We all know how important it is to take care of the little things in life. In the scheme of a major urban area, the levee that broke was a little thing. It wouldn’t have cost that much to make it secure. But in these times, when we are busy spreading democracy in a God-forsaken part of the world that levee was overlooked.

Countries around the world have been aghast at our brazen ineptitude and lack of planning in Iraq. If democracy is our trump card and its strength was on display this past week; people around the world have got to be confused.

What did we expect from our country’s leaders? These people don’t have the tools to operate this nation in times of blissful largesse. In crisis after crisis they have proved to be incapable of showing leadership or even telling us the truth.

Mike Brown, the head of FEMA, has a strong background for his position.
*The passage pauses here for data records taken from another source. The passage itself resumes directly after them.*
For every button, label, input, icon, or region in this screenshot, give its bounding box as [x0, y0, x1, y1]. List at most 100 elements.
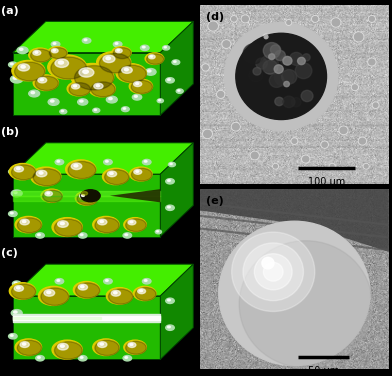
Circle shape [283, 96, 295, 108]
Circle shape [117, 50, 120, 51]
Circle shape [14, 282, 17, 284]
Circle shape [202, 64, 209, 71]
Circle shape [95, 218, 119, 233]
Circle shape [275, 97, 284, 106]
Circle shape [54, 219, 82, 237]
Circle shape [36, 356, 44, 361]
Circle shape [100, 343, 103, 345]
Circle shape [284, 81, 289, 87]
Circle shape [17, 218, 42, 233]
Circle shape [286, 20, 292, 25]
Circle shape [69, 83, 91, 96]
Circle shape [105, 280, 108, 281]
Circle shape [20, 48, 23, 50]
Circle shape [78, 233, 87, 238]
Circle shape [354, 32, 364, 42]
Circle shape [11, 335, 13, 337]
Circle shape [256, 58, 267, 69]
Circle shape [123, 233, 132, 238]
Circle shape [13, 77, 17, 79]
Circle shape [31, 167, 61, 186]
Circle shape [354, 33, 363, 41]
Circle shape [29, 48, 51, 62]
Circle shape [155, 230, 162, 234]
Circle shape [11, 75, 23, 83]
Circle shape [156, 231, 159, 232]
Circle shape [36, 170, 47, 177]
Circle shape [103, 279, 112, 284]
Circle shape [105, 161, 108, 162]
Circle shape [78, 99, 88, 105]
Circle shape [93, 217, 119, 233]
Circle shape [222, 40, 231, 48]
Circle shape [329, 164, 335, 169]
Circle shape [89, 80, 115, 97]
Circle shape [264, 35, 268, 39]
Circle shape [303, 54, 310, 61]
Circle shape [11, 212, 13, 214]
Circle shape [164, 47, 166, 48]
Circle shape [60, 222, 64, 225]
Circle shape [122, 107, 129, 112]
Circle shape [129, 79, 152, 94]
Circle shape [274, 68, 294, 86]
Circle shape [125, 234, 128, 235]
Circle shape [113, 48, 131, 59]
Text: 100 μm: 100 μm [308, 177, 345, 187]
Circle shape [47, 193, 50, 194]
Circle shape [269, 74, 284, 88]
Circle shape [91, 82, 115, 97]
Circle shape [295, 63, 312, 79]
Circle shape [242, 16, 248, 22]
Circle shape [176, 89, 183, 93]
Circle shape [65, 160, 96, 179]
Circle shape [273, 164, 278, 169]
Circle shape [114, 292, 117, 294]
Circle shape [142, 46, 145, 48]
Circle shape [274, 65, 283, 73]
Circle shape [291, 138, 298, 144]
Circle shape [302, 155, 310, 163]
Circle shape [80, 100, 83, 102]
Circle shape [208, 21, 218, 31]
Circle shape [263, 34, 269, 39]
Circle shape [251, 152, 258, 159]
Circle shape [55, 59, 69, 67]
Polygon shape [13, 21, 193, 53]
Circle shape [368, 16, 375, 22]
Circle shape [78, 356, 87, 361]
Circle shape [103, 55, 115, 62]
Circle shape [274, 164, 278, 168]
Circle shape [313, 17, 318, 21]
Circle shape [41, 288, 69, 305]
Circle shape [14, 311, 17, 313]
Circle shape [113, 42, 122, 47]
Circle shape [321, 141, 328, 148]
Circle shape [18, 64, 29, 71]
Circle shape [33, 75, 58, 91]
Circle shape [9, 283, 36, 299]
Circle shape [71, 84, 80, 89]
Circle shape [142, 159, 151, 165]
Circle shape [74, 164, 78, 167]
Circle shape [9, 164, 36, 180]
Circle shape [372, 102, 379, 108]
Circle shape [15, 62, 45, 81]
Circle shape [49, 48, 67, 59]
Circle shape [157, 99, 163, 103]
Text: 50 μm: 50 μm [308, 365, 339, 376]
Polygon shape [13, 143, 193, 174]
Circle shape [134, 96, 137, 97]
Circle shape [82, 38, 91, 43]
Circle shape [51, 49, 58, 53]
Circle shape [232, 123, 239, 130]
Circle shape [9, 211, 17, 217]
Circle shape [12, 61, 45, 81]
Circle shape [167, 180, 170, 181]
Circle shape [81, 285, 84, 288]
Circle shape [103, 159, 112, 165]
Circle shape [79, 68, 94, 77]
Circle shape [39, 172, 43, 174]
Circle shape [48, 55, 87, 79]
Circle shape [31, 91, 34, 94]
His prior job was as spokesperson for the Arabian Horse Breeders. When our august Homeland Security department showed up for this nightmare, I knew the jig was up. This guy Chertoff has had his hands full checking every friggin pair of shoes on every airline flight to make sure some 80-year-old passengers weren’t packing catastrophic bombs in their espadrilles.

These guys are depressingly dumb. They can’t seem to get anything right. From weapons of mass destruction to the expectation that a liberating army would be greeted with hugs and flowers, those in charge get almost everything wrong. There were no WMDs and the only hugs are found at the funerals of our young soldiers. The only flowers are those at the graves. Our leaders are not only astonishingly inept—they are unlucky. That’s a bad combination.

The storm did manage to take Iraq out of the headlines for a week. Karl Rove and Donald Rumsfeld, who were thankfully absent from the Katrina relief efforts, have just renamed our mission in that part of the world. We are no longer fighting a War Against Terrorism. Apparently someone finally told them that we could never win that battle. We are now engaged in the euphemistic Struggle Against Global Extremism. As New York Times columnist Frank Rich wrote recently: “A struggle is something you have with your landlord.”

But struggle on we will. When your leaders have a lack of intelligence, imagination, and ingenuity, and they are intrinsically and genetically bereft of compassion; you get what we have today. As President Bush has so often and so eloquently put it: “It is hard work.” You’re damned right it is.